Aujourd'hui, l'Afrique abrite plus de pays que tout autre continent dans le monde. Ces pays sont : Maroc, Sahara occidental (Maroc), Algérie, Tunisie, Libye, Egypte, Soudan, Tchad, Niger, Mali, Mauritanie, Sénégal, Gambie, Guinée-Bissau, Guinée, Sierra Leone, Libéria, Côte d'Ivoire, Ghana , Burkina Faso, Togo, Bénin, Nigeria, Cameroun, République centrafricaine, Guinée équatoriale, Gabon, Congo, République démocratique du Congo, Angola, Namibie, Botswana, Afrique du Sud, Lesotho, Swaziland, Mozambique, Zimbabwe, Zambie, Malawi, Tanzanie, Rwanda, Burundi, Ouganda, Kenya, Somalie, Éthiopie, Djibouti, Érythrée et les pays insulaires du Cap-Vert, Madagascar, Maurice, Seychelles et Comores.

Géographie culturelle

Cultures historiques
Le continent africain occupe une place unique dans l'histoire de l'humanité. Largement considéré comme le &ldquocradle de l'humanité&rdquo,&rdquo l'Afrique est le seul continent avec des preuves fossiles d'êtres humains (Homo sapiens) et leurs ancêtres à chaque étape clé de leur évolution. Il s'agit notamment des Australopithèques, nos premiers ancêtres Homo habilis, nos ancêtres fabricants d'outils et l'homo erectus, un rapport plus robuste et avancé à Homo habilis qui était capable de marcher debout.

Ces ancêtres ont été les premiers à développer des outils de pierre, à sortir des arbres et à marcher debout, et, surtout, à explorer et à migrer. Alors que les fossiles d'Australopithèques et Homo habilis n'ont été trouvés qu'en Afrique, des exemples de l'homo erectus ont été trouvés en Extrême-Orient, et leurs outils ont été fouillés dans toute l'Asie et l'Europe. Cette preuve appuie l'idée que les espèces de l'homo erectus originaire d'Afrique a été le premier à migrer avec succès et à peupler le reste du monde.
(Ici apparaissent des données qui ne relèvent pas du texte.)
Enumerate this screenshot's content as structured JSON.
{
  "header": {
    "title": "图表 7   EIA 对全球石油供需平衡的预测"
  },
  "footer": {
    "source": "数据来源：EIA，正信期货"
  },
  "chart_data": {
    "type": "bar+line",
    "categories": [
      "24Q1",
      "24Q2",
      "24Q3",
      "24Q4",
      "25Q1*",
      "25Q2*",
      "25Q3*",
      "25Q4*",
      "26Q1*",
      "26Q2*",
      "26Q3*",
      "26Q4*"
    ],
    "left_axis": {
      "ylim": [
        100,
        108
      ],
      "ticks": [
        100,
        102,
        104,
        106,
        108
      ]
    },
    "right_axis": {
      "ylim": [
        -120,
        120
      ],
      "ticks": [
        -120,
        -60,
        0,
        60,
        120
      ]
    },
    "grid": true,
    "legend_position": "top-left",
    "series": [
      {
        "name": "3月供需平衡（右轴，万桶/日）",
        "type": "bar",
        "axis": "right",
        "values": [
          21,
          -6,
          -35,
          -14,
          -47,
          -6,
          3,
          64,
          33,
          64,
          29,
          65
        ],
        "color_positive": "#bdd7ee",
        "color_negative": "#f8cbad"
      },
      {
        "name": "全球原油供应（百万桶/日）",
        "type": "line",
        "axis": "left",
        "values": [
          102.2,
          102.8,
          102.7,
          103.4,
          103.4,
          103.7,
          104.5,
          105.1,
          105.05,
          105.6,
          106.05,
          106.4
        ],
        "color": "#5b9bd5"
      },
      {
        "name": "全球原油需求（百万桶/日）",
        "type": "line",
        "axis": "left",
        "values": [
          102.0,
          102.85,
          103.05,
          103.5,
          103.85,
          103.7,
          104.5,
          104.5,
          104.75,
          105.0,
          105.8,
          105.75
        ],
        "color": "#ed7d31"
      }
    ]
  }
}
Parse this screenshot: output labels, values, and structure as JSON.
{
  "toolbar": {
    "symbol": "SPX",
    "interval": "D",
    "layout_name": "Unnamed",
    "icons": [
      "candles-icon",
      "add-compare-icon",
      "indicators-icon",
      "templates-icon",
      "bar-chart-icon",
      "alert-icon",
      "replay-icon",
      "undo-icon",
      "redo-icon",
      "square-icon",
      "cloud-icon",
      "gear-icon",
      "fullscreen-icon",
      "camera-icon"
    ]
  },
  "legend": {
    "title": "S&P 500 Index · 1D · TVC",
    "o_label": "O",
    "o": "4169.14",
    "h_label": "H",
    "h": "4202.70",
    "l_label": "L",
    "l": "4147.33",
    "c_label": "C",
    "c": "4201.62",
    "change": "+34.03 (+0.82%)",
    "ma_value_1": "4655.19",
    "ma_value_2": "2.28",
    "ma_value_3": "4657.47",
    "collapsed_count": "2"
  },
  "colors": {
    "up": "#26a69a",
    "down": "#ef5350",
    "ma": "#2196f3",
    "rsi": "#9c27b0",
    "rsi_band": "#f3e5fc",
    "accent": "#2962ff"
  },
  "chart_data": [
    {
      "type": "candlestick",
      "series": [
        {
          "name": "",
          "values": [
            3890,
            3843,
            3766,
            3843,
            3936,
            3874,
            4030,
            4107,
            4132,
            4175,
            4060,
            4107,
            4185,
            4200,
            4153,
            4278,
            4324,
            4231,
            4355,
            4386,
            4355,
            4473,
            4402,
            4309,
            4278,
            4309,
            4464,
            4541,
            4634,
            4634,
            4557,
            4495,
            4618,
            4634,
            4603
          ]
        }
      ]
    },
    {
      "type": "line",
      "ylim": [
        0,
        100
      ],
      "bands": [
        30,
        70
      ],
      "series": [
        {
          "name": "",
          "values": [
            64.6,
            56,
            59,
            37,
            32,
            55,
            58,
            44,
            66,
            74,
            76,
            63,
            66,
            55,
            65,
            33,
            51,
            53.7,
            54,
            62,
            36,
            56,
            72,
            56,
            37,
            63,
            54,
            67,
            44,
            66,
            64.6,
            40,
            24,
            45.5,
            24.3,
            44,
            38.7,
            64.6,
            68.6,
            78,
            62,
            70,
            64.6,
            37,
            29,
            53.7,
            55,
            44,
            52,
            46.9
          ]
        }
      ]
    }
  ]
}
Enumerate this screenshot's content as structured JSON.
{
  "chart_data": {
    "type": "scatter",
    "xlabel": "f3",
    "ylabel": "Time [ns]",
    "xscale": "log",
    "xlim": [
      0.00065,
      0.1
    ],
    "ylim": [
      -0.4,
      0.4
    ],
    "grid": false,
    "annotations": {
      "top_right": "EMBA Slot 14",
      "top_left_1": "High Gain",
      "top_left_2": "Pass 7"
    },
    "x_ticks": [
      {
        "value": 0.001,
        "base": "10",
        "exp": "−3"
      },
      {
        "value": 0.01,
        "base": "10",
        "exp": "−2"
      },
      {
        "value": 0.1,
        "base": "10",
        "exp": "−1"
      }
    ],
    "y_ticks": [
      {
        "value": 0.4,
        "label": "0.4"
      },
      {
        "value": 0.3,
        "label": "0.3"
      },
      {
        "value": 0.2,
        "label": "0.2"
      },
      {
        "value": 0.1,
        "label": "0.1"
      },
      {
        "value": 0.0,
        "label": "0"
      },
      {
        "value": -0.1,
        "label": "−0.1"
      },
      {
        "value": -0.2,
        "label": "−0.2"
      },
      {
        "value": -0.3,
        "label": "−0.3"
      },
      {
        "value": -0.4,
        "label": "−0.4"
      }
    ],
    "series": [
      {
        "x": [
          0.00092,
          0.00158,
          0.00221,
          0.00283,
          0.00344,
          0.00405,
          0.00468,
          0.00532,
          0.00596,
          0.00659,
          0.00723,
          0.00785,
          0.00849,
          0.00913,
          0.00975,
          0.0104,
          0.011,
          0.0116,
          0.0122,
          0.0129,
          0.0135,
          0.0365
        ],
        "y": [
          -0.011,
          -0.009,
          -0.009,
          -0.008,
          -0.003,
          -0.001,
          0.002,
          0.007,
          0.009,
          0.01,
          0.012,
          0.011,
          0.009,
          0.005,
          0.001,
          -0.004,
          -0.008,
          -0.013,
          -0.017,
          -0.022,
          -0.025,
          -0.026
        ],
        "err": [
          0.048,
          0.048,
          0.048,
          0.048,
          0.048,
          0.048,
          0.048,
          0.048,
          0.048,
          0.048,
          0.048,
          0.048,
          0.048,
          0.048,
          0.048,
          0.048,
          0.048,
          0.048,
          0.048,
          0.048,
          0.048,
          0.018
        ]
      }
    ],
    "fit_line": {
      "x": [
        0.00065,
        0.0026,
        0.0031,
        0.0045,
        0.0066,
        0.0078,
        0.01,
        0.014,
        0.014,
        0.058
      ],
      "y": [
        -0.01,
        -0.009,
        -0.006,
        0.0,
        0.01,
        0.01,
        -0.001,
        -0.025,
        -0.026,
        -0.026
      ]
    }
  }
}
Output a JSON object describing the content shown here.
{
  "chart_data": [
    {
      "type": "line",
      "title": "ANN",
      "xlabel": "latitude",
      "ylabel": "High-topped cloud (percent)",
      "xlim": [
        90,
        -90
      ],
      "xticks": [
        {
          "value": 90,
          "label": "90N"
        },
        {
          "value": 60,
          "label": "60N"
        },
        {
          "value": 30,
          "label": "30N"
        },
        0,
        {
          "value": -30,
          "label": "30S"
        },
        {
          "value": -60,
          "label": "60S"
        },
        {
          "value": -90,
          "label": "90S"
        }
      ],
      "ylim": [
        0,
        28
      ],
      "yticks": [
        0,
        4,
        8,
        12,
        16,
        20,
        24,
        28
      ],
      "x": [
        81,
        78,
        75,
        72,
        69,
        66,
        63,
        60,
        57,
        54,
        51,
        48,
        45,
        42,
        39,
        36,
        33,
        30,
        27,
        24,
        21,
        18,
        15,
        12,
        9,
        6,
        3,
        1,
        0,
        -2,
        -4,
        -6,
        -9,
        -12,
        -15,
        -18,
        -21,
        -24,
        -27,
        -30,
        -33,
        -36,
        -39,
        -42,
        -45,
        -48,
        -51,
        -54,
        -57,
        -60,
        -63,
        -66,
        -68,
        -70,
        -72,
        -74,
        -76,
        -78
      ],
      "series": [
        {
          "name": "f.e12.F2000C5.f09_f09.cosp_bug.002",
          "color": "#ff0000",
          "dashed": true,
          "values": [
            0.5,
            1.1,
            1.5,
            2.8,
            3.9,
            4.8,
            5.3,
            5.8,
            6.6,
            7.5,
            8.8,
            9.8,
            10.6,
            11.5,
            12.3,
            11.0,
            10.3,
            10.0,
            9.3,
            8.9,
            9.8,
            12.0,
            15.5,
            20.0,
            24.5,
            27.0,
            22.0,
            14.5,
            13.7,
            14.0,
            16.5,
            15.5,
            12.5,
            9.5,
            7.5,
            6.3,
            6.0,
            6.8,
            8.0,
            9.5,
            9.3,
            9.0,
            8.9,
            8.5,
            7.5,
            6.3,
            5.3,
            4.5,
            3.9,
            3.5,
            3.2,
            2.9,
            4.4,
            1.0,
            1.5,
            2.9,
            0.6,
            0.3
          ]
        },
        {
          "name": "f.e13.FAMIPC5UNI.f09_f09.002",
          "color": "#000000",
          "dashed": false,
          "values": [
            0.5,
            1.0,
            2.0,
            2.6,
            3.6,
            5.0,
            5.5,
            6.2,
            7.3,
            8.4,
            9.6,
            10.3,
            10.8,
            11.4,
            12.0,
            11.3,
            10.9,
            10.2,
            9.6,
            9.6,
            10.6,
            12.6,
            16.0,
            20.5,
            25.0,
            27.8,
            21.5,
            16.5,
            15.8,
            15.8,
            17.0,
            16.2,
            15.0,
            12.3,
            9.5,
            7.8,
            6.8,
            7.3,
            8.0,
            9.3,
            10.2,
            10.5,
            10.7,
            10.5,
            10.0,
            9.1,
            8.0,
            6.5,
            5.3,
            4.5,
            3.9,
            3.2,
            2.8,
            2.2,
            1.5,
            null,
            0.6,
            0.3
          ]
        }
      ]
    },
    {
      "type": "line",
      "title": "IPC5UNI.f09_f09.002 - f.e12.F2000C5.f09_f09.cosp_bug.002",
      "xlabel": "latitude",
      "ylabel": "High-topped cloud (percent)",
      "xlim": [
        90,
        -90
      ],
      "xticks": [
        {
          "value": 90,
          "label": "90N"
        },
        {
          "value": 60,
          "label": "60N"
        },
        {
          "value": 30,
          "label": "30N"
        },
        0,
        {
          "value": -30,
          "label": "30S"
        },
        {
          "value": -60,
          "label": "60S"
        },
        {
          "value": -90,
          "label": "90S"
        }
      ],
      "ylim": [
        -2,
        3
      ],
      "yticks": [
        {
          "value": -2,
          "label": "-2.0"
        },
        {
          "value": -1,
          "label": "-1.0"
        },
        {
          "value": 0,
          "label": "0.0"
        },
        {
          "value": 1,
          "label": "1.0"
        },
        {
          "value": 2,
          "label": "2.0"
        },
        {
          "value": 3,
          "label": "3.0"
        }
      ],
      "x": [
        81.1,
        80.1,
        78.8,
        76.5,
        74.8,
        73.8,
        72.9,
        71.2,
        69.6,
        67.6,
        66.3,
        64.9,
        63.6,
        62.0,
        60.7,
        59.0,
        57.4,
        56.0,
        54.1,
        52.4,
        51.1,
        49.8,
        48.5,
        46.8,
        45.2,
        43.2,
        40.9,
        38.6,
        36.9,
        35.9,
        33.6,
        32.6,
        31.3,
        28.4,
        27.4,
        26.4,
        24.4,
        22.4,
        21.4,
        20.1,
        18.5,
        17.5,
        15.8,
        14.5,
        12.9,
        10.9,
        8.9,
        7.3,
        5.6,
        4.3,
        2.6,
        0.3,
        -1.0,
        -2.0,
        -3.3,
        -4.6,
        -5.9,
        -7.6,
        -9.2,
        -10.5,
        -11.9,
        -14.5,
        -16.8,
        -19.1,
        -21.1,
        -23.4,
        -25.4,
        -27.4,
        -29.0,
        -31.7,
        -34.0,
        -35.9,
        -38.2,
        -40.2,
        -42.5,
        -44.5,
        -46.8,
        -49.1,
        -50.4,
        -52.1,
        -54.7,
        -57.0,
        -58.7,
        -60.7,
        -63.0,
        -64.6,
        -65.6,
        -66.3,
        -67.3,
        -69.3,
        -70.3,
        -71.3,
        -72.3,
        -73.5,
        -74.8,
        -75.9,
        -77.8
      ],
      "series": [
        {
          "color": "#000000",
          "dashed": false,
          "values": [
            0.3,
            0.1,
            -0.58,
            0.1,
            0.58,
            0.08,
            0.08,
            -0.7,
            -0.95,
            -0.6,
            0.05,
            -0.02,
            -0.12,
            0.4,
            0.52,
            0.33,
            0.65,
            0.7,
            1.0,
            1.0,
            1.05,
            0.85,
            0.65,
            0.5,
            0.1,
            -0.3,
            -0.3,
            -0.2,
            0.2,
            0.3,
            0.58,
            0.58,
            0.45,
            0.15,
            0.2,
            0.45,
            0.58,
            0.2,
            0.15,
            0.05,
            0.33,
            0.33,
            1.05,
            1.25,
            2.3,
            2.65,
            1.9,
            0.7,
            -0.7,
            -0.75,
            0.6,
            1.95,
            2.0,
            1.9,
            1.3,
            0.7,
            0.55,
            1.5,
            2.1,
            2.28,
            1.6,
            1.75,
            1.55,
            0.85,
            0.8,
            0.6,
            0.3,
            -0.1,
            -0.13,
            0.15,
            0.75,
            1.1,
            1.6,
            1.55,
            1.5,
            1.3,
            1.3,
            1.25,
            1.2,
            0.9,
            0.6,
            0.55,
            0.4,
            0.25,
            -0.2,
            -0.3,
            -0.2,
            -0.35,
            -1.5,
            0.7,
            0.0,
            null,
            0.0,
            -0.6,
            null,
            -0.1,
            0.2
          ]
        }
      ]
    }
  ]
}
Ce mouvement humain, ou migration, joue un rôle clé dans le paysage culturel de l'Afrique. Les géographes s'intéressent particulièrement à la migration en ce qui concerne la manière dont les biens, les services, les pratiques sociales et culturelles et les connaissances sont diffusés dans le monde.

Deux autres schémas migratoires, la migration bantoue et la traite négrière africaine, contribuent à définir la géographie culturelle du continent.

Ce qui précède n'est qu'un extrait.